Emerging Imaging in Muscoloskeltal Medicine
Since the discovery of x-rays in the late 1800s, there have been substantial advances in the field of musculoskeletal imaging. So, just what is this type of imaging? Well, for starters, it involves the diagnostic evaluation of the musculoskeletal anatomy.
The initial use of x-rays, as far back as the 1890s, was to assess for broken bones; however, the subsequent development of both computerized tomography (CT scans) and magnetic resonance imaging (MRIs) allowed for a better and more sensitive evaluation of the musculoskeletal system. More recently, ultrasound has emerged and gained widespread acceptance for the evaluation of the musculoskeletal system. Diagnostic ultrasound has its origin in sound navigation and ranging (SONAR) and involves oscillating sound pressure waves to visualize muscles, tendons, and many of our internal organs. Musculoskeletal ultrasound can serve as an excellent diagnostic modality for a musculoskeletal physician. The structures which are commonly and easily visualized as well as evaluated include: tendons, nerves, muscles, and osseous structures.

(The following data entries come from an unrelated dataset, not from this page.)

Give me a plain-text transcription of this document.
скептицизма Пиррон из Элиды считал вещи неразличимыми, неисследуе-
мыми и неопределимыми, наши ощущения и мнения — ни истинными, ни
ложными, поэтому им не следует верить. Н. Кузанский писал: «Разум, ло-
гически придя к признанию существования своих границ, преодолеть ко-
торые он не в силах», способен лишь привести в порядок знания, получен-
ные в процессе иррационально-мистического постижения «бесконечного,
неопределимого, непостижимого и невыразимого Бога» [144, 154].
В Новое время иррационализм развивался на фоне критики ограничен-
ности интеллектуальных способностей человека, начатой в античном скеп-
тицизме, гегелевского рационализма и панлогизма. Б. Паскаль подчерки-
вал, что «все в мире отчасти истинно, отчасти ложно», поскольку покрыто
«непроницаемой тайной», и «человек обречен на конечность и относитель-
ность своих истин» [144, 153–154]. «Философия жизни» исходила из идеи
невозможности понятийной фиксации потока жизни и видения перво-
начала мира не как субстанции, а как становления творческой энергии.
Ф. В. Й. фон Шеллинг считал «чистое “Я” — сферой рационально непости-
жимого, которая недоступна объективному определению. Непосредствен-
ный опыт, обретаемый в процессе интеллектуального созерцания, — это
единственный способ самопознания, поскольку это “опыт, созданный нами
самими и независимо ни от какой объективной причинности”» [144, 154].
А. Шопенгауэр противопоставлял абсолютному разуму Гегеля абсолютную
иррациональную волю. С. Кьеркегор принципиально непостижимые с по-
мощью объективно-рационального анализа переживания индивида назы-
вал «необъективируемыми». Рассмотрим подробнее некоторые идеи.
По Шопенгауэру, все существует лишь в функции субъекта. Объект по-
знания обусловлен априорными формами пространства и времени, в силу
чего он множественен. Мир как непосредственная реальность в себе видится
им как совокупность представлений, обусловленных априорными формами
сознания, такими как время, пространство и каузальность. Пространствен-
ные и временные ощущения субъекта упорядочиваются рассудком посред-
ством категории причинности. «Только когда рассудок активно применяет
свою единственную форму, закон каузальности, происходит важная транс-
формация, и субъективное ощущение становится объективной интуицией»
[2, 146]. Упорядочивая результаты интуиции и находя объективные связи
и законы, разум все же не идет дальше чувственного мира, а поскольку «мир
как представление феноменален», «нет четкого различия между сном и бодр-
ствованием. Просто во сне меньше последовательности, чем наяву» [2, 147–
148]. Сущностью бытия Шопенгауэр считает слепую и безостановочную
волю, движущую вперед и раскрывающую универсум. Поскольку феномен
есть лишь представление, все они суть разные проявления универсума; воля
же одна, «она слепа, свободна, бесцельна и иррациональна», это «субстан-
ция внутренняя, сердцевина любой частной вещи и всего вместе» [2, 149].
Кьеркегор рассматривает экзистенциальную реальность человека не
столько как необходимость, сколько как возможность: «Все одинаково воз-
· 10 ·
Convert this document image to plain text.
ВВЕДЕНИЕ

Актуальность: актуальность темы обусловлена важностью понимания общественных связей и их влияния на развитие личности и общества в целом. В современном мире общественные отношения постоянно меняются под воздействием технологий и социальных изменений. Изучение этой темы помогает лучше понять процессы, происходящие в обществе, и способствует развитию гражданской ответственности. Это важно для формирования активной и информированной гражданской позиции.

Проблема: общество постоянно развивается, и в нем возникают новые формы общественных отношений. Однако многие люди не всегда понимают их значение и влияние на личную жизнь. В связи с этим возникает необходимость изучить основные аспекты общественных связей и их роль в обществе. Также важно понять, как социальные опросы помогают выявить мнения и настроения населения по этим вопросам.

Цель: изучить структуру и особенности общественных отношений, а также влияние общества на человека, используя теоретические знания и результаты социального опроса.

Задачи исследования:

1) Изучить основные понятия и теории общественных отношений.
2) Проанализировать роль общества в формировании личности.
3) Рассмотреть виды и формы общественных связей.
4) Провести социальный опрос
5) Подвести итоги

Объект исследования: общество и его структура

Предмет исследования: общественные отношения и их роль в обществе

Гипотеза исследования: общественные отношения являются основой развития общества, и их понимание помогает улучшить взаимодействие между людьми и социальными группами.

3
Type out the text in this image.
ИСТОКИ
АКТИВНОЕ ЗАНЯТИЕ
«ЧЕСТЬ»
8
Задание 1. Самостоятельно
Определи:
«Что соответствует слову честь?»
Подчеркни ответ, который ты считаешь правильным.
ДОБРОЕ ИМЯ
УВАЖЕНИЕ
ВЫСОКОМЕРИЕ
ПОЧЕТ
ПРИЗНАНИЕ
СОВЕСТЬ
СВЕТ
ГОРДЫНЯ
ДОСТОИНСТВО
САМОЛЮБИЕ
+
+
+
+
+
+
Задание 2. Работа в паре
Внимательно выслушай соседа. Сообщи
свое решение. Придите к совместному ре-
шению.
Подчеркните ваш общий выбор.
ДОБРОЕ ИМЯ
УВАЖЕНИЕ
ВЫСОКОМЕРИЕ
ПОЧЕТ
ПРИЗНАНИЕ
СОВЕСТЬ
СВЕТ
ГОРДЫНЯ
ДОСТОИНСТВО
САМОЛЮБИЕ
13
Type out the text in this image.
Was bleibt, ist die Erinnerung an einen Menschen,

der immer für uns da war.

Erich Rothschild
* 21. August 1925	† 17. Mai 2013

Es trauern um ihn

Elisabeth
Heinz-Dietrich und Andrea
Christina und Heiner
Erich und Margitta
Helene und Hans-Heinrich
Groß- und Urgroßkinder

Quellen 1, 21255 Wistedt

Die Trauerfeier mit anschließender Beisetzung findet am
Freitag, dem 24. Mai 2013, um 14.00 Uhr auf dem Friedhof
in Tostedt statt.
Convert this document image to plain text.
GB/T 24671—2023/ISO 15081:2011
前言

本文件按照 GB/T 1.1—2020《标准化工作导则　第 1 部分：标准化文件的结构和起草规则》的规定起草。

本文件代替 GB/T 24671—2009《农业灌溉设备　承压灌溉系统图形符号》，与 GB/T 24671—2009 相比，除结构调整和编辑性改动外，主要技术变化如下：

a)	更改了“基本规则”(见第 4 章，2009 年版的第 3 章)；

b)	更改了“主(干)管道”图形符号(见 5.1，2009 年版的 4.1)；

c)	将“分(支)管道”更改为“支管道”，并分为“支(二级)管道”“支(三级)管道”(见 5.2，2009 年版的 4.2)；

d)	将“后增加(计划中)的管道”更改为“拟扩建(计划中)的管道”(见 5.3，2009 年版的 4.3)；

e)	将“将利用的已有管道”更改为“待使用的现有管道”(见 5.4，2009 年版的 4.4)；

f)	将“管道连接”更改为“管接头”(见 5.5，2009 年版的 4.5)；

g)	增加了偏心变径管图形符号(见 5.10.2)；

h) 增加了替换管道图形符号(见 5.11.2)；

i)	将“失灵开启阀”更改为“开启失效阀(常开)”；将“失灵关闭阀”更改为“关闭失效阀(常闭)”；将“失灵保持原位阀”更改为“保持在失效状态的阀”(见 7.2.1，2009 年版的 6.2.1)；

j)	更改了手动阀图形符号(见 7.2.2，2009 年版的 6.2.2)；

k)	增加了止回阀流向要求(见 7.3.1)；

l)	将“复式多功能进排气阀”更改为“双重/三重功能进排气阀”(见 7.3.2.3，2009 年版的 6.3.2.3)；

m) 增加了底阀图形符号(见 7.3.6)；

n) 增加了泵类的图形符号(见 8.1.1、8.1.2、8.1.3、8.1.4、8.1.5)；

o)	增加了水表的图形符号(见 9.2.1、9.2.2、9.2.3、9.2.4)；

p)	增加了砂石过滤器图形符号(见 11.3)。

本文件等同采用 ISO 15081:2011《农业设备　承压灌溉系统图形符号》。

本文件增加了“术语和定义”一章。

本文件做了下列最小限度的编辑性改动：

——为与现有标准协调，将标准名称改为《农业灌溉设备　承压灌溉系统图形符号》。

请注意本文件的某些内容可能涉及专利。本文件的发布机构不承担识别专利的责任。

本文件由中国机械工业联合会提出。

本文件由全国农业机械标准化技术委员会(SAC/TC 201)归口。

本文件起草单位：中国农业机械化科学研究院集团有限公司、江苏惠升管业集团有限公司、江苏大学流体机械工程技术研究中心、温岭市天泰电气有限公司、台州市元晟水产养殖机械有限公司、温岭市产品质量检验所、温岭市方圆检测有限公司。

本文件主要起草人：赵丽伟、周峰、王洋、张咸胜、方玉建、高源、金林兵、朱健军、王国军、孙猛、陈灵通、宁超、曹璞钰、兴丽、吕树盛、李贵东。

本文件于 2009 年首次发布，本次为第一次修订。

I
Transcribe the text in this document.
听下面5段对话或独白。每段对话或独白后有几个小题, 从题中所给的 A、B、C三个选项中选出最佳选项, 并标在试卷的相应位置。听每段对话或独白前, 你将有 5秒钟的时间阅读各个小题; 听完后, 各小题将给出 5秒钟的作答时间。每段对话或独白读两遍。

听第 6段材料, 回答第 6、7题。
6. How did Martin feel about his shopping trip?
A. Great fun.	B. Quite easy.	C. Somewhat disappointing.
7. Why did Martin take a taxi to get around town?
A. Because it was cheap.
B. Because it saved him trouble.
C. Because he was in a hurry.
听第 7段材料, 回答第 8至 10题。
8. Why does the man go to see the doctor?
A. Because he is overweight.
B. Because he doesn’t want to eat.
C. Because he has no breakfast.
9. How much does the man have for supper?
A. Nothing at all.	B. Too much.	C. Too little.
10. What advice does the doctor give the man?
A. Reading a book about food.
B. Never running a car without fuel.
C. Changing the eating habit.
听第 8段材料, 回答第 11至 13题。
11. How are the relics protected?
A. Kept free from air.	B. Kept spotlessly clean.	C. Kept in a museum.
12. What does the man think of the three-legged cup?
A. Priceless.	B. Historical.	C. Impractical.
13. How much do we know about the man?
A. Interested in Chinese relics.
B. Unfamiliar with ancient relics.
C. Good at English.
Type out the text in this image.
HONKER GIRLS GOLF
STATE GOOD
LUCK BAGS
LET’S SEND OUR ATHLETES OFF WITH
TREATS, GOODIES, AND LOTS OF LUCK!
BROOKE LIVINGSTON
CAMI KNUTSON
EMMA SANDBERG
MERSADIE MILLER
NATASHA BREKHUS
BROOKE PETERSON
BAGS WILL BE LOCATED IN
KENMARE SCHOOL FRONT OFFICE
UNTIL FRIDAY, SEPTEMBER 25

Although an MRI is much more frequently ordered, each imaging study has its advantages and disadvantages. Ultrasound has significant benefits and has one particular advantage over an MRI – in that it is much less expensive. It is also much more patient friendly and more easily tolerated compared to an MRI. Claustrophobia is commonly encountered with MRI scans and is not encountered in an ultrasound examination. MRI and ultrasound can both examine large areas of the body with extended field of view; however, ultrasound examinations are dynamic studies. For example, the affected part can be imaged in real time, observing for pathologic movement in tendon, bursa, muscles, or joints. MRI does not allow for this and only provides a static picture of the anatomy. Since the ultrasound evaluation is dynamic, the structures evaluated can be changed and revised during the study based on results. Ultrasound evaluations also allow for immediate results, and that in turn allows for treatment plans to be developed at the time of imaging.
Ultrasound can also be utilized for interventional procedures. Compared to the use of fluoroscopic and CT guidance, ultrasound has many advantages. Fluoroscopic and CT guidance are currently the most frequently modalities used to localize needle placement during an interventional treatments such as a tendon injection. Both of these modalities use ionizing radiation to visualize structures. Fluoroscopy does not visualize soft tissues, but instead relies on bony landmarks and often necessitates iodinated contrast dye in order to prevent inadvertent intravascular placement and to confirm placement. Contrast dye is used to assess placement of the needle in soft tissue, but some patients may be allergic to contrast and would need prophylactic medication to prevent a reaction. Ultrasound, on the other hand, does not utilize ionizing radiation, so contrast would not be needed. And thus, various soft tissues and joints can be directly entered, aspirated, or drained. It has been estimated that approximately 29% of knee injections may miss the joint without guidance. However, with the use of ultrasound guidance, the needle can be visualized when entering the joint space.
It is important to note that diagnostic ultrasound has many limitations as well. It is dependent on body habitus, and in certain situations, it may not be able to penetrate excessive soft tissue in order to evaluate deep structures. The benefit of the ultrasound evaluation is operator dependent and requires performance by an experienced clinician. Without this, optimal image acquisition will not be obtained, and pathology may be missed or misinterpreted.
There are current estimates stating that approximately 30% of all musculoskeletal injuries are muscular; ultrasound is an excellent imaging modality to detect and classify these types of injuries. Injuries such as rotator cuff tears, hamstring tears, and other muscular injuries can be detected using this diagnostic study. MRI is the most useful modality when assessing joint pathology; however, ultrasound is the best diagnostic modality to assess for joint effusions. Nerves can also be studied using diagnostic ultrasound. Nerve impingements such as carpal tunnel syndrome can be directly visualized to assess the severity of the impingement.
Diagnostic ultrasound is an excellent imaging modality to assess musculoskeletal pathology, yet it is often under-used. Recent improvements and advances in ultrasound technology make it much more accurate and dynamic than other modalities such as CT and MRI. Ultrasound is easily tolerated, low cost, and highly dynamic and portable which makes it an ideal modality for musculoskeletal physicians to use in diagnostic and interventional purposes.